A name, a date, and an address flashed through Janice’s mind. She turned away. She did not want to think what Bill would do if he ever found Juanita. She believed him capable of anything. Yet, she could not bring herself to confide in Dr. Geddes. Bill would crumble one final time, and forever, if she betrayed him.
The next day was Saturday, and Janice took the bus up Riverside Drive. She crossed to the northeast, just past the park, until she was in Spanish Harlem. Though it was cold, the day was ferociously bright, and it hurt her eyes to look down the crowded streets. Radios blared music out of the pawnshops. There was not another white person in view.
On 118th Street were a series of small grocery stores, a laundromat, and a Pentecostal church. Opposite them was an enormous block of public housing. Janice looked in vain for the numbers. If there was a 385, the house number had long ago been ripped from the door.
She crossed the street and went into the first entrance. A tattered sign read 200 - 300. The hall stank of mildew.

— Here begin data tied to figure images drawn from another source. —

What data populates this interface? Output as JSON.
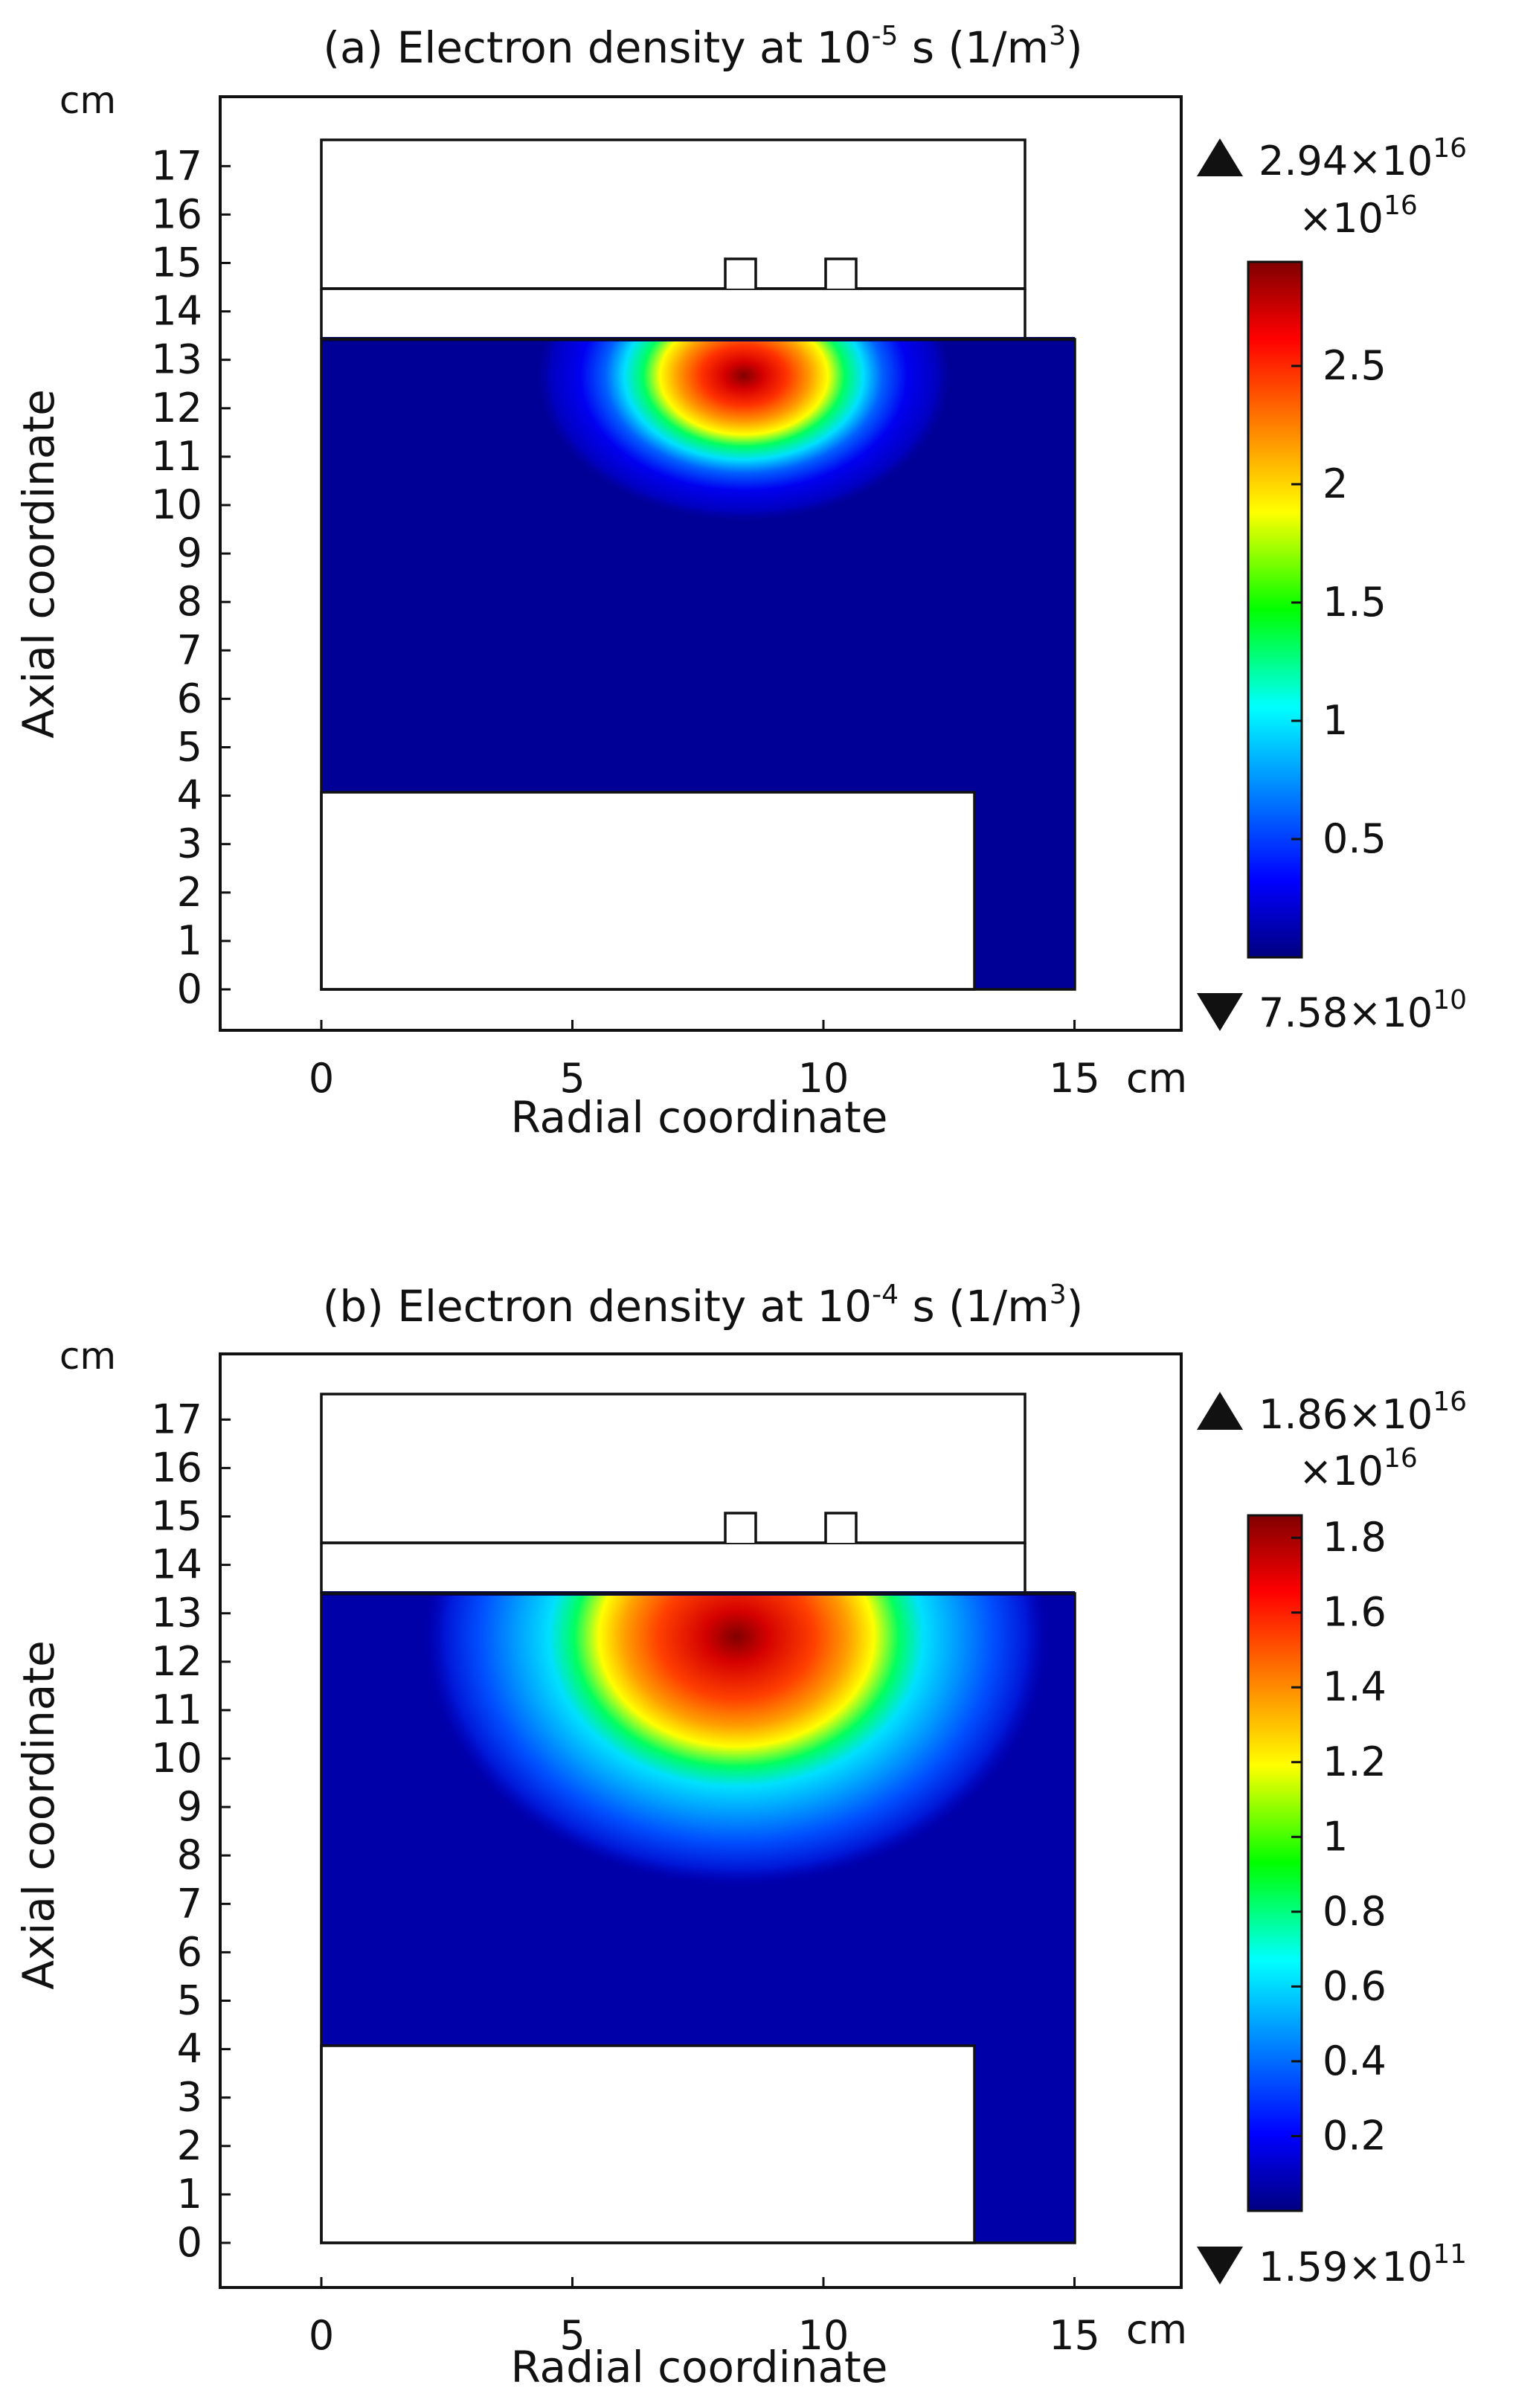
{
  "chart_data": [
    {
      "type": "heatmap",
      "title_prefix": "(a) Electron density at 10",
      "title_exponent": "-5",
      "title_middle": " s (1/m",
      "title_unit_exponent": "3",
      "title_suffix": ")",
      "xlabel": "Radial coordinate",
      "ylabel": "Axial coordinate",
      "x_unit": "cm",
      "y_unit": "cm",
      "xlim": [
        -2,
        17
      ],
      "ylim": [
        -0.9,
        17.9
      ],
      "x_ticks": [
        "0",
        "5",
        "10",
        "15"
      ],
      "y_ticks": [
        "0",
        "1",
        "2",
        "3",
        "4",
        "5",
        "6",
        "7",
        "8",
        "9",
        "10",
        "11",
        "12",
        "13",
        "14",
        "15",
        "16",
        "17"
      ],
      "peak_location": {
        "r": 8.3,
        "z": 12.2
      },
      "colorbar": {
        "max_label": "2.94×10",
        "max_exponent": "16",
        "min_label": "7.58×10",
        "min_exponent": "10",
        "scale_label": "×10",
        "scale_exponent": "16",
        "range": [
          0,
          2.94
        ],
        "ticks": [
          "0.5",
          "1",
          "1.5",
          "2",
          "2.5"
        ]
      }
    },
    {
      "type": "heatmap",
      "title_prefix": "(b) Electron density at 10",
      "title_exponent": "-4",
      "title_middle": " s (1/m",
      "title_unit_exponent": "3",
      "title_suffix": ")",
      "xlabel": "Radial coordinate",
      "ylabel": "Axial coordinate",
      "x_unit": "cm",
      "y_unit": "cm",
      "xlim": [
        -2,
        17
      ],
      "ylim": [
        -0.9,
        17.9
      ],
      "x_ticks": [
        "0",
        "5",
        "10",
        "15"
      ],
      "y_ticks": [
        "0",
        "1",
        "2",
        "3",
        "4",
        "5",
        "6",
        "7",
        "8",
        "9",
        "10",
        "11",
        "12",
        "13",
        "14",
        "15",
        "16",
        "17"
      ],
      "peak_location": {
        "r": 8.2,
        "z": 12.1
      },
      "colorbar": {
        "max_label": "1.86×10",
        "max_exponent": "16",
        "min_label": "1.59×10",
        "min_exponent": "11",
        "scale_label": "×10",
        "scale_exponent": "16",
        "range": [
          0,
          1.86
        ],
        "ticks": [
          "0.2",
          "0.4",
          "0.6",
          "0.8",
          "1",
          "1.2",
          "1.4",
          "1.6",
          "1.8"
        ]
      }
    }
  ],
  "colors": {
    "axes": "#111111",
    "background": "#ffffff",
    "colormap": [
      "#000080",
      "#0000ff",
      "#00ffff",
      "#00ff00",
      "#ffff00",
      "#ff0000",
      "#800000"
    ]
  }
}
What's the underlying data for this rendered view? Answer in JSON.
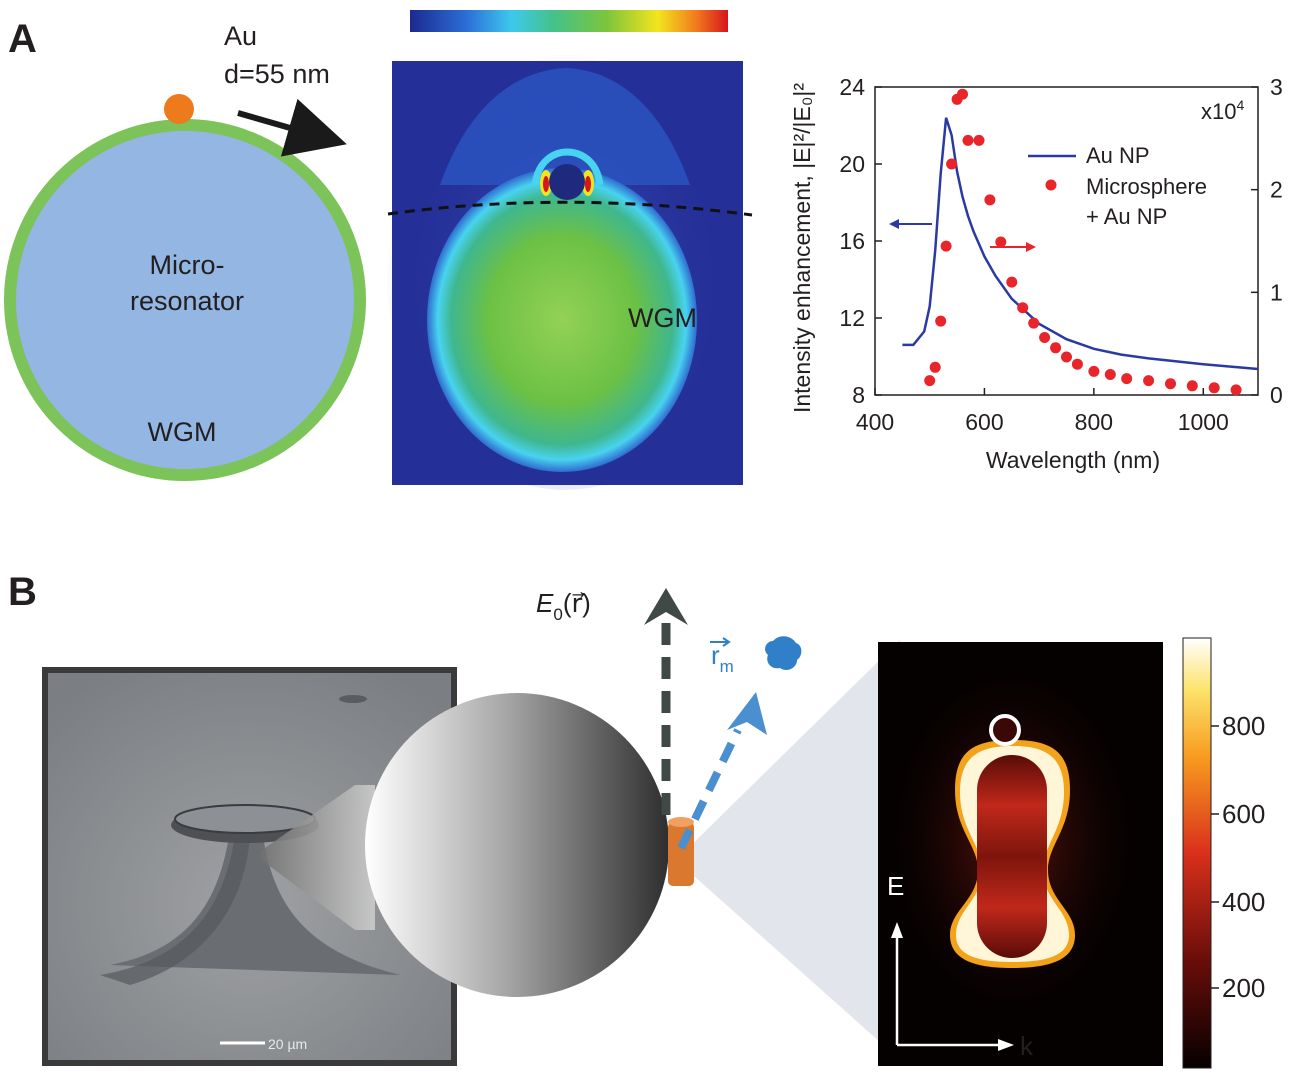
{
  "panel_a": {
    "label": "A",
    "particle_label": "Au",
    "particle_size": "d=55 nm",
    "resonator_line1": "Micro-",
    "resonator_line2": "resonator",
    "wgm_left": "WGM",
    "wgm_field": "WGM",
    "colors": {
      "resonator_fill": "#93b6e2",
      "wgm_ring": "#7cc35a",
      "particle": "#ee7a1e",
      "field_bg": "#242f97",
      "curve": "#2b3aa3",
      "dots": "#e8252a"
    }
  },
  "chart_data": {
    "type": "line",
    "xlabel": "Wavelength (nm)",
    "ylabel": "Intensity enhancement, |E|²/|E₀|²",
    "xlim": [
      400,
      1100
    ],
    "ylim_left": [
      8,
      24
    ],
    "ylim_right": [
      0,
      3
    ],
    "xticks": [
      "400",
      "600",
      "800",
      "1000"
    ],
    "yticks_left": [
      "8",
      "12",
      "16",
      "20",
      "24"
    ],
    "yticks_right": [
      "0",
      "1",
      "2",
      "3"
    ],
    "right_axis_multiplier": "x10",
    "right_axis_exponent": "4",
    "grid": false,
    "legend_position": "top-right",
    "series": [
      {
        "name": "Au NP",
        "style": "line",
        "axis": "left",
        "x": [
          450,
          470,
          490,
          500,
          510,
          520,
          530,
          540,
          550,
          560,
          570,
          580,
          600,
          620,
          650,
          700,
          750,
          800,
          850,
          900,
          1000,
          1100
        ],
        "y": [
          10.6,
          10.6,
          11.3,
          12.6,
          15.5,
          19.5,
          22.4,
          21.5,
          19.6,
          18.3,
          17.3,
          16.5,
          15.2,
          14.2,
          13.0,
          11.7,
          10.9,
          10.4,
          10.1,
          9.9,
          9.6,
          9.35
        ]
      },
      {
        "name": "Microsphere + Au NP",
        "style": "scatter",
        "axis": "right",
        "x": [
          500,
          510,
          520,
          530,
          540,
          550,
          560,
          570,
          590,
          610,
          630,
          650,
          670,
          690,
          710,
          730,
          750,
          770,
          800,
          830,
          860,
          900,
          940,
          980,
          1020,
          1060
        ],
        "y": [
          0.14,
          0.27,
          0.72,
          1.45,
          2.25,
          2.88,
          2.93,
          2.48,
          2.48,
          1.9,
          1.49,
          1.1,
          0.85,
          0.7,
          0.56,
          0.46,
          0.37,
          0.3,
          0.23,
          0.2,
          0.16,
          0.14,
          0.11,
          0.09,
          0.07,
          0.05
        ]
      }
    ],
    "legend_line1": "Au NP",
    "legend_line2": "Microsphere",
    "legend_line3": "+ Au NP"
  },
  "panel_b": {
    "label": "B",
    "field_label_E": "E",
    "field_label_sub": "0",
    "field_label_arg": "(r⃗)",
    "position_label": "r",
    "position_sub": "m",
    "scale_bar": "20 µm",
    "axis_E": "E",
    "axis_k": "k",
    "colorbar_ticks": [
      "800",
      "600",
      "400",
      "200"
    ],
    "colors": {
      "sphere_light": "#ffffff",
      "sphere_dark": "#2e2e2e",
      "rod": "#d9782e",
      "arrow_dark": "#3f4a47",
      "arrow_blue": "#4a90d0",
      "molecule": "#2f7fc9"
    }
  }
}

Overhead were harsh, rubbery sounds, as though a child were ramming a wheeled toy repeatedly over a linoleum floor. Graffiti everywhere denoted death and crude love for whites. Janice walked slowly to a door down the hall and listened. A radio played disco music inside, the announcer speaking excitedly in a liquid Spanish.
She knocked.
When the door opened, a slight man with a pencil-thin mustache stood before her in his undershirt. He retreated, embarrassed before her, and then defiantly stood his ground.
“Is Mrs. Hernandez here?” she asked hesitantly.
He shook his head and prepared to close the door.
“Upstairs?” she asked.
He glared blankly at her.
“Um, donde es Senora Hernandez?”
The man shrugged, smiled politely but firmly, and gently closed the door.
Just then, two boys, aged fifteen or sixteen, came up from the basement, carrying lead pipes. They stopped and stared at her.